Thanks Jon I appreciate that, we might be able to fabricate a replica if we don't find any information on the original, one advantage of working for a technical college is that there are plenty of skilled tradesman to use for these kinds of projects.
Its been quiet interesting researching Uncles Terry's adventures in the Camaro, I managed to source some of the race reports from the 67-71 years that he ran the car. What's certainly apparent from these articles is that it was a wild and temperamental race car. He struggled with chassis handling and brakes in the early 67-68 races, the car being awesome on the straights blowing by most other cars it was up against but cornering and stopping the big block usually ended in tears. In most races he forced his way to the front but lost it under braking or cornering after 3-4 laps. The cars suspension was eventually modified quiet extensively by an Australian chassis tuning specialist and photos after that clearly show the car behaving much better.
Although he slowly tuned the chassis into Australian touring car racing, bad luck seemed always to be his best competitor, on numerous occasions mechanical failure stopped short his races. Just some examples being a ruptured fuel tank while in second, the fumes being so bad that Terry blacked out when returning to the pits. Another failure was an exploding clutch and flywheel with some pieces coming through the firewall and hitting him in the leg. I've discovered a great sequence of photo's of the car spinning on three wheels on the back straight of Sandown Raceway when a left rear axle flange sheared off while Terry was warming up for a qualifying run.
He did win on occasions and was also successful in an invitation event overseas in New Zealand, he actually raced there a number of times, being quiet popular with the big Camaro.

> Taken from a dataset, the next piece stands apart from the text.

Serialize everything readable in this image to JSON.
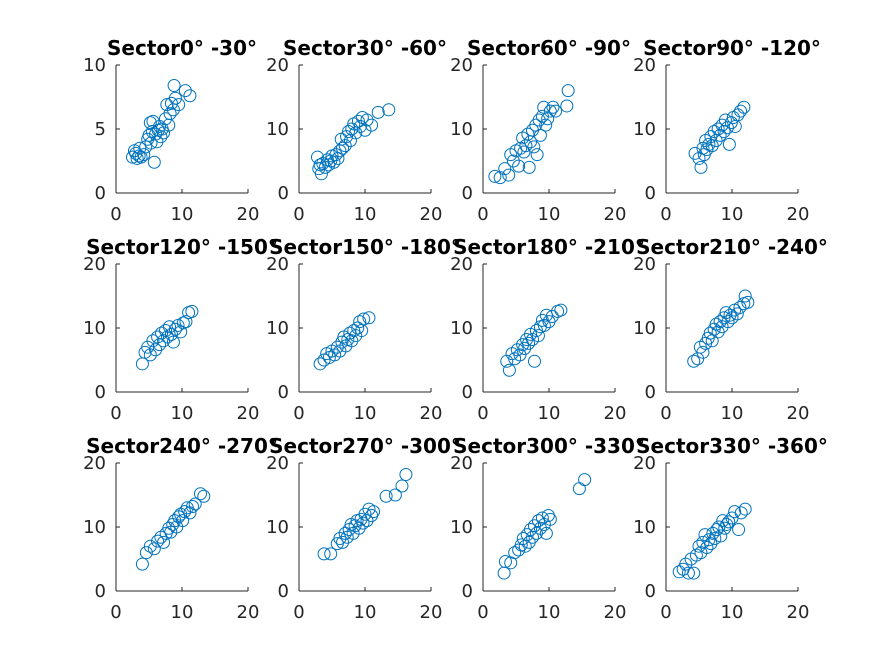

Towards the end of his racing career with the car in 70-71 the big block started to have regular failures, spare parts lists in his advertisements when the car was for sale indicated damaged cranks, pistons and rods. By the end of 71 the car was a heavily modified race car, it was running 10" minilite magnesium race wheels, full floater locker diff, aluminium fuel cell, rear disc brakes, and full roll cage. Interestingly he persisted with the 396, I can't find any reference to him running the Bill Thomas Trans Am 302 that he brought over from the US bolted where the passenger seat was removed.This mystery engine that Ron Ogilvie told us was sent with the car just disappeared. Terry's first race mechanic told me he didn't know anything about it.
I've managed to talk with Graeme Blanchard who brought the car off Terry in 71 and he told me that the 396 block showed signs of major damage with welding repairs all over it. He ran with the big block for a while, (scared the hell out of him at times) but eventually gave up on it and replaced it with a 350 small block. Graeme was the last to race the car, he ran it until 72 when it was sold to a guy called Lakis Manticas, who was a successful mini racer. Manticas stripped the car of its race components and sold it as a roller to drag racer Barry Wearing. Barry who is a lovely bloke can't recall where the car went to after he sold the roller in 74, its being missing in action since then.
So lots of history but no car, yet...! we will keep looking.